Unfortunately, one of the main ways how an observer can gain information about an agent’s values is to observe that agent’s behaviour and evaluate how consistent that is with a certain set of values. If an agent frequently takes actions to avoid death, that is (strong) evidence that the agent cares about survival (whether instrumentally or intrinsically). The problem is that surrogate goals should also not interfere with one’s initial goals, i.e. an agent will ideally not waste resources by pursuing surrogate goals. But in that case, threateners will find the agent’s initial goal credible but not their surrogate goal, and will thus choose to threaten the initial goal.
So the desiderata of credibility and non-interference are mutually exclusive if observing actions is a main source of evidence about values. An agent might be willing to spend some resources pursuing a surrogate goal to establish credibility, but that introduces another tradeoff between the benefits of a surrogate goal and the waste of resources. Ideally, we can avoid this tradeoff by finding other ways to make a surrogate goal credible. For instance, advanced AI systems could be built in a way that makes their goals (including surrogate goals) transparent to everyone.

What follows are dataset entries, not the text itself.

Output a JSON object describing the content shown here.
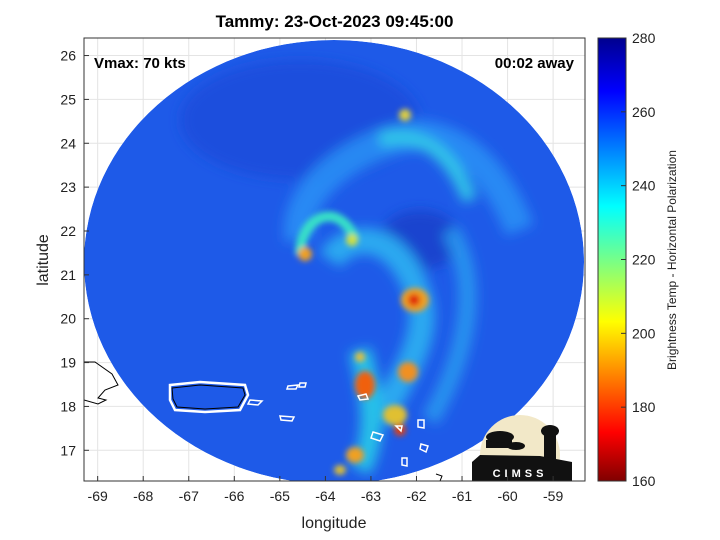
{
  "header": {
    "title": "Tammy: 23-Oct-2023 09:45:00"
  },
  "annotations": {
    "vmax": "Vmax: 70 kts",
    "time_away": "00:02 away"
  },
  "map": {
    "xlabel": "longitude",
    "ylabel": "latitude",
    "lon_range": [
      -69.3,
      -58.3
    ],
    "lat_range": [
      16.3,
      26.4
    ],
    "lon_ticks": [
      "-69",
      "-68",
      "-67",
      "-66",
      "-65",
      "-64",
      "-63",
      "-62",
      "-61",
      "-60",
      "-59"
    ],
    "lat_ticks": [
      "17",
      "18",
      "19",
      "20",
      "21",
      "22",
      "23",
      "24",
      "25",
      "26"
    ]
  },
  "colorbar": {
    "label": "Brightness Temp - Horizontal Polarization",
    "range": [
      160,
      280
    ],
    "ticks": [
      "160",
      "180",
      "200",
      "220",
      "240",
      "260",
      "280"
    ]
  },
  "logo": {
    "text": "CIMSS"
  },
  "colors": {
    "background_scene": "#1e5ae8",
    "coast": "#ffffff"
  }
}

Population-level goal inference
Another potential obstacle to credible surrogate goals is that inferences regarding an agent’s goals are often indirect, rather than considering that agent in detail. For instance, in a physical fight, your opponent will assume that a punch in the face is effective simply because all humans disvalue getting hit in the face, not because they have modeled you in particular. If you claim that you actually disvalue a light tap on the chest more than getting hit in the face, then that surrogate goal lacks credibility as it is not shared on a population level (in addition to psychological implausibility).
So, introducing a surrogate goal under such circumstances can’t really be done unilaterally. It poses a (possibly very difficult) coordination problem: the entire population or at least large fractions would have to endorse the surrogate goal and react accordingly. (This could be part of the explanation for why we rarely observe surrogate goals in practice.)
Side effects of actions
If actions have effects other than a direct impact on the agent’s utility function – such as making certain future actions possible or impossible – it can be very difficult to map this onto surrogate goals. In the above example, a punch has a chance of knocking you unconscious, thus making it impossible to fight back. This isn’t the case for the surrogate goal, and in general, it seems hard to credibly simulate such effects.
If we want to choose a surrogate for an AI, I’d imagine the AI would have to learn this from (fake) human preferences, too or else we’d need to make sure it has human-comprehensible representations we can use to define the goal explicitly. I don’t think the AI has to be aligned well for this to still be valuable in expectation, though.
Is there another way you’d see us being able to choose surrogates for AIs ourselves?